Pat Buchanan surely holds the record for the greatest impact on a presidential election with the fewest votes. With less than 0.43 percent of the tally nationally, he still managed to decide the 2000 election. But for the thousands of votes mistakenly cast for Buchanan in Palm Beach because of the infamously confusing “butterfly” ballot, Al Gore would be President today and George W. Bush would be the Republican Michael Dukakis.
Buchanan’s pernicious influence, however, did not end with the 2000 election. He’s now picking up where he left off with his infamous “cultural war” speech to the 1992 Republican convention, a speech, as Molly Ivins quipped, that “sounded better in the original German.” Well, Buchanan’s been translating from Deutsch again, this time with The Death of the West: How Dying Populations and Immigrant Invasions Imperil Our Country and Civilization, his new book. The Death of the West harks back to the xenophobic jeremiads of the early twentieth century, such as Madison Grant’s The Passing of the Great Race, Lothrop Stoddard’s The Rising Tide of Color, Houston Stewart Chamberlain’s The Foundations of the Nineteenth Century and Oswald Spengler’s The Decline of the West.
Indeed, enterprising journalists and historians looking to expose the next Stephen Ambrose or Doris Kearns Goodwin should consider comparing Buchanan’s book side by side with these others. In addition to revising Spengler’s title, Buchanan shares Stoddard’s love of watery metaphors–both books gush with rising tides, surging oceans and flooding rivers of nonwhites, all of which push inexorably against the ever more precarious dams and dikes around the white world. The two authors also share a predilection for quoting Rudyard Kipling, the poet laureate of the “white man’s burden.”

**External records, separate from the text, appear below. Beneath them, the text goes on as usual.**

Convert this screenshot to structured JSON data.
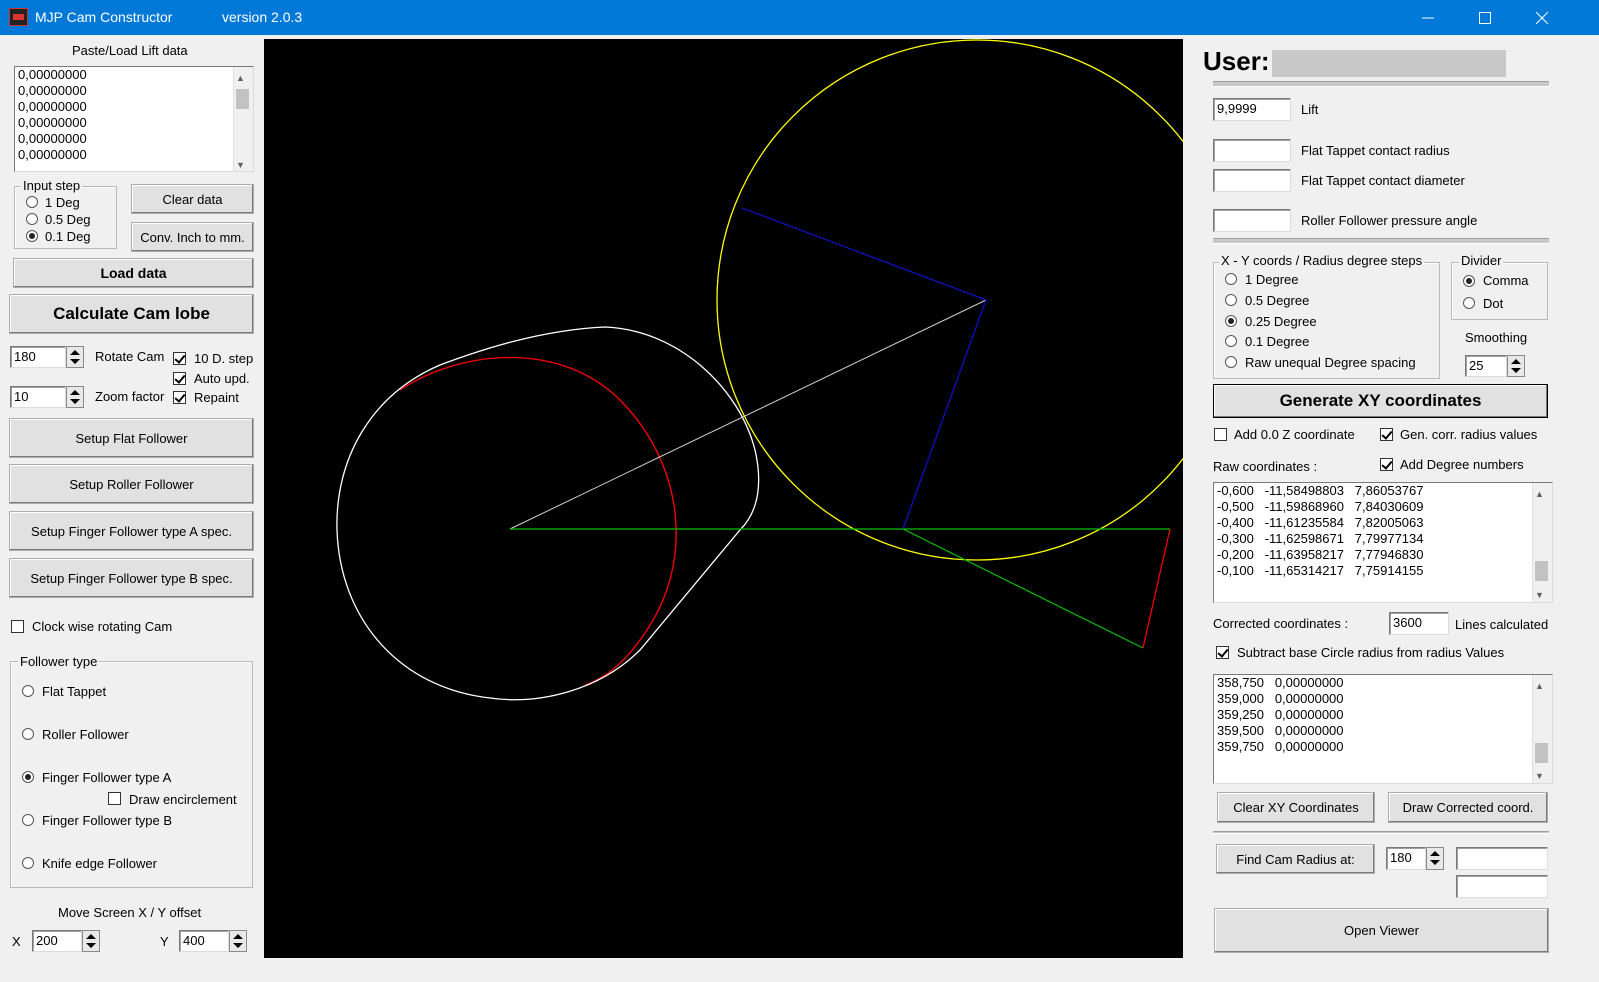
{
  "titlebar": {
    "app_name": "MJP Cam Constructor",
    "version": "version 2.0.3"
  },
  "left": {
    "paste_label": "Paste/Load Lift data",
    "lift_lines": [
      "0,00000000",
      "0,00000000",
      "0,00000000",
      "0,00000000",
      "0,00000000",
      "0,00000000"
    ],
    "input_step": {
      "title": "Input step",
      "options": [
        "1 Deg",
        "0.5 Deg",
        "0.1 Deg"
      ],
      "selected": 2
    },
    "clear_data": "Clear data",
    "conv_inch": "Conv. Inch to mm.",
    "load_data": "Load data",
    "calculate": "Calculate Cam lobe",
    "rotate_value": "180",
    "rotate_label": "Rotate Cam",
    "zoom_value": "10",
    "zoom_label": "Zoom factor",
    "chk_10d": "10 D. step",
    "chk_auto": "Auto upd.",
    "chk_repaint": "Repaint",
    "setup_flat": "Setup Flat Follower",
    "setup_roller": "Setup Roller Follower",
    "setup_finger_a": "Setup Finger Follower type A spec.",
    "setup_finger_b": "Setup Finger Follower type B spec.",
    "clockwise": "Clock wise rotating Cam",
    "follower_type": {
      "title": "Follower type",
      "flat": "Flat Tappet",
      "roller": "Roller Follower",
      "finger_a": "Finger Follower type A",
      "draw_encirclement": "Draw encirclement",
      "finger_b": "Finger Follower type B",
      "knife": "Knife edge Follower"
    },
    "move_offset": "Move Screen X / Y offset",
    "x_label": "X",
    "x_value": "200",
    "y_label": "Y",
    "y_value": "400"
  },
  "right": {
    "user_label": "User:",
    "lift_value": "9,9999",
    "lift_label": "Lift",
    "flat_radius_label": "Flat Tappet contact radius",
    "flat_diameter_label": "Flat Tappet contact diameter",
    "roller_angle_label": "Roller Follower pressure angle",
    "xy_group": {
      "title": "X - Y coords / Radius degree steps",
      "options": [
        "1 Degree",
        "0.5 Degree",
        "0.25 Degree",
        "0.1 Degree",
        "Raw unequal Degree spacing"
      ],
      "selected": 2
    },
    "divider": {
      "title": "Divider",
      "comma": "Comma",
      "dot": "Dot"
    },
    "smoothing_label": "Smoothing",
    "smoothing_value": "25",
    "generate": "Generate XY coordinates",
    "add_00z": "Add 0.0 Z coordinate",
    "gen_corr": "Gen. corr. radius values",
    "raw_label": "Raw coordinates :",
    "add_degree": "Add Degree numbers",
    "raw_lines": [
      "-0,600   -11,58498803   7,86053767",
      "-0,500   -11,59868960   7,84030609",
      "-0,400   -11,61235584   7,82005063",
      "-0,300   -11,62598671   7,79977134",
      "-0,200   -11,63958217   7,77946830",
      "-0,100   -11,65314217   7,75914155"
    ],
    "corrected_label": "Corrected coordinates :",
    "lines_value": "3600",
    "lines_label": "Lines calculated",
    "subtract": "Subtract base Circle radius  from radius Values",
    "corr_lines": [
      "358,750   0,00000000",
      "359,000   0,00000000",
      "359,250   0,00000000",
      "359,500   0,00000000",
      "359,750   0,00000000"
    ],
    "clear_xy": "Clear XY Coordinates",
    "draw_corrected": "Draw Corrected coord.",
    "find_radius": "Find Cam Radius at:",
    "find_value": "180",
    "open_viewer": "Open Viewer"
  }
}
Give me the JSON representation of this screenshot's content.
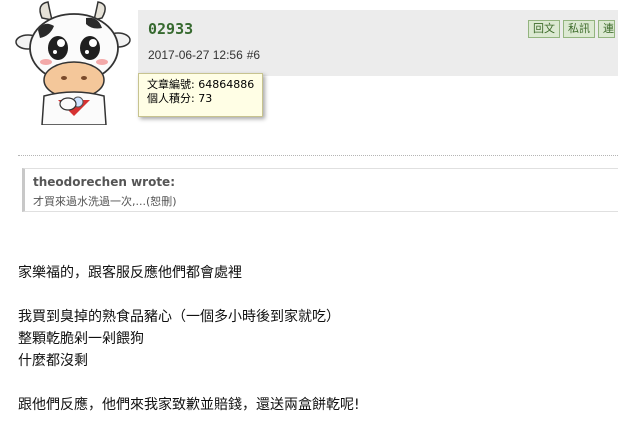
{
  "post": {
    "username": "02933",
    "date": "2017-06-27 12:56",
    "floor": "#6"
  },
  "actions": [
    {
      "label": "回文"
    },
    {
      "label": "私訊"
    },
    {
      "label": "連"
    }
  ],
  "tooltip": {
    "article_id": "文章編號: 64864886",
    "points": "個人積分: 73"
  },
  "quote": {
    "author": "theodorechen wrote:",
    "text": "才買來過水洗過一次,...(恕刪)"
  },
  "body": {
    "line1": "家樂福的，跟客服反應他們都會處裡",
    "line2": "我買到臭掉的熟食品豬心（一個多小時後到家就吃）",
    "line3": "整顆乾脆剁一剁餵狗",
    "line4": "什麼都沒剩",
    "line5": "跟他們反應，他們來我家致歉並賠錢，還送兩盒餅乾呢!"
  }
}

Each of these earlier books shares the same simple theme: It’s Us against Them, and with fewer and fewer of Us and more and more of Them, things look grim for Us. Buchanan readily accepts the “demography is destiny” argument: “As a growing population has long been a mark of healthy nations and rising civilizations, falling populations have been a sign of nations and civilizations in decline.” Buchanan’s data clearly put the West into the latter category. “In 1960, people of European ancestry were one-fourth of the world’s population; in 2000, they were one-sixth, in 2050, they will be one-tenth. These are the statistics of a vanishing race.”

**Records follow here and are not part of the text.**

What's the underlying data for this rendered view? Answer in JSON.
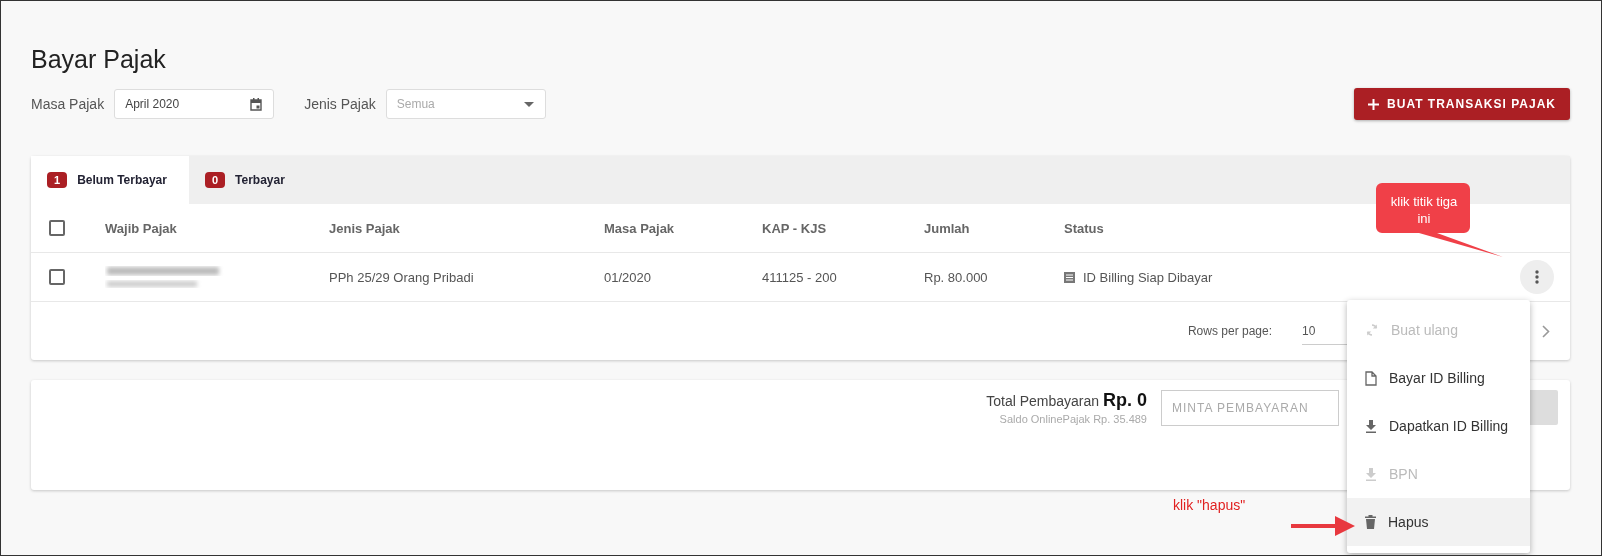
{
  "page": {
    "title": "Bayar Pajak"
  },
  "filters": [
    {
      "label": "Masa Pajak",
      "kind": "date",
      "value": "April 2020"
    },
    {
      "label": "Jenis Pajak",
      "kind": "select",
      "placeholder": "Semua"
    }
  ],
  "create_button": {
    "label": "BUAT TRANSAKSI PAJAK"
  },
  "tabs": [
    {
      "count": "1",
      "label": "Belum Terbayar",
      "selected": true
    },
    {
      "count": "0",
      "label": "Terbayar",
      "selected": false
    }
  ],
  "table": {
    "header_checked": false,
    "columns": [
      "Wajib Pajak",
      "Jenis Pajak",
      "Masa Pajak",
      "KAP - KJS",
      "Jumlah",
      "Status"
    ],
    "rows": [
      {
        "checked": false,
        "jenis_pajak": "PPh 25/29 Orang Pribadi",
        "masa_pajak": "01/2020",
        "kap_kjs": "411125 - 200",
        "jumlah": "Rp. 80.000",
        "status": "ID Billing Siap Dibayar"
      }
    ]
  },
  "pagination": {
    "label": "Rows per page:",
    "value": "10"
  },
  "summary": {
    "label": "Total Pembayaran",
    "amount": "Rp. 0",
    "balance": "Saldo OnlinePajak Rp. 35.489",
    "button": "MINTA PEMBAYARAN"
  },
  "menu": {
    "items": [
      {
        "label": "Buat ulang",
        "kind": "refresh",
        "disabled": true,
        "selected": false
      },
      {
        "label": "Bayar ID Billing",
        "kind": "file",
        "disabled": false,
        "selected": false
      },
      {
        "label": "Dapatkan ID Billing",
        "kind": "download",
        "disabled": false,
        "selected": false
      },
      {
        "label": "BPN",
        "kind": "download",
        "disabled": true,
        "selected": false
      },
      {
        "label": "Hapus",
        "kind": "trash",
        "disabled": false,
        "selected": true
      }
    ]
  },
  "annotations": [
    {
      "kind": "callout",
      "text": "klik titik tiga ini"
    },
    {
      "kind": "arrow-label",
      "text": "klik \"hapus\""
    }
  ]
}
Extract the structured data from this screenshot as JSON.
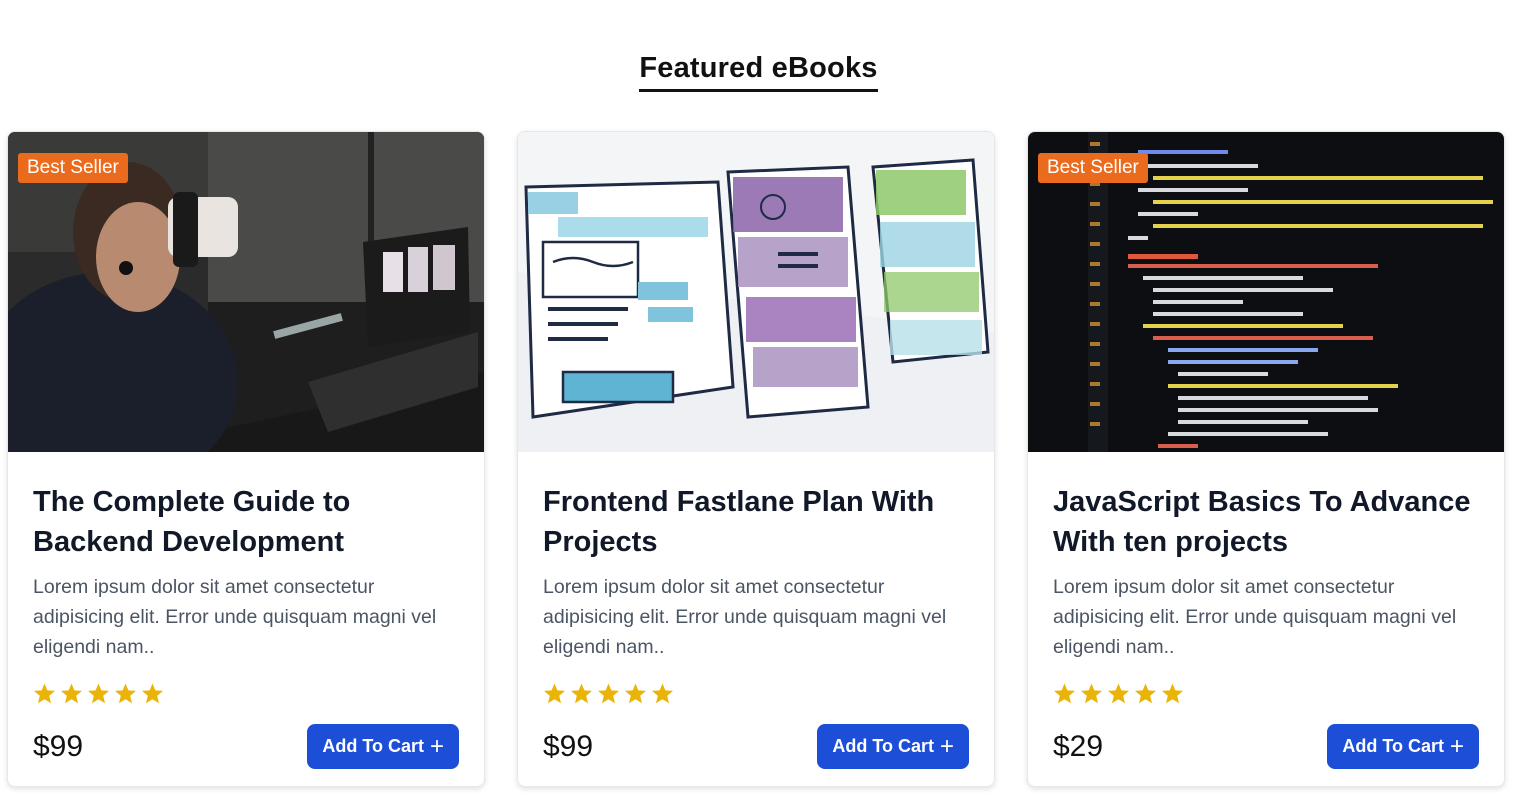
{
  "section": {
    "title": "Featured eBooks"
  },
  "colors": {
    "badge": "#ea6b1d",
    "button": "#1d4ed8",
    "star": "#eab308"
  },
  "cards": [
    {
      "badge": "Best Seller",
      "title": "The Complete Guide to Backend Development",
      "description": "Lorem ipsum dolor sit amet consectetur adipisicing elit. Error unde quisquam magni vel eligendi nam..",
      "rating": 5,
      "price": "$99",
      "button_label": "Add To Cart",
      "button_icon": "+",
      "image_icon": "person-drinking-at-laptop-photo"
    },
    {
      "badge": "",
      "title": "Frontend Fastlane Plan With Projects",
      "description": "Lorem ipsum dolor sit amet consectetur adipisicing elit. Error unde quisquam magni vel eligendi nam..",
      "rating": 5,
      "price": "$99",
      "button_label": "Add To Cart",
      "button_icon": "+",
      "image_icon": "wireframe-sketch-photo"
    },
    {
      "badge": "Best Seller",
      "title": "JavaScript Basics To Advance With ten projects",
      "description": "Lorem ipsum dolor sit amet consectetur adipisicing elit. Error unde quisquam magni vel eligendi nam..",
      "rating": 5,
      "price": "$29",
      "button_label": "Add To Cart",
      "button_icon": "+",
      "image_icon": "code-editor-photo"
    }
  ]
}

And who’s responsible for this disappearance? For Buchanan, women bear most of the blame. Liberated by technological and cultural changes, he argues, Western women have abandoned their true calling as designated racial breeders. “Only the mass reconversion of Western women to an idea that they seem to have given up–that the good life lies in bearing and raising children and sending them out into the world to continue the family and nation–can prevent the Death of the West.”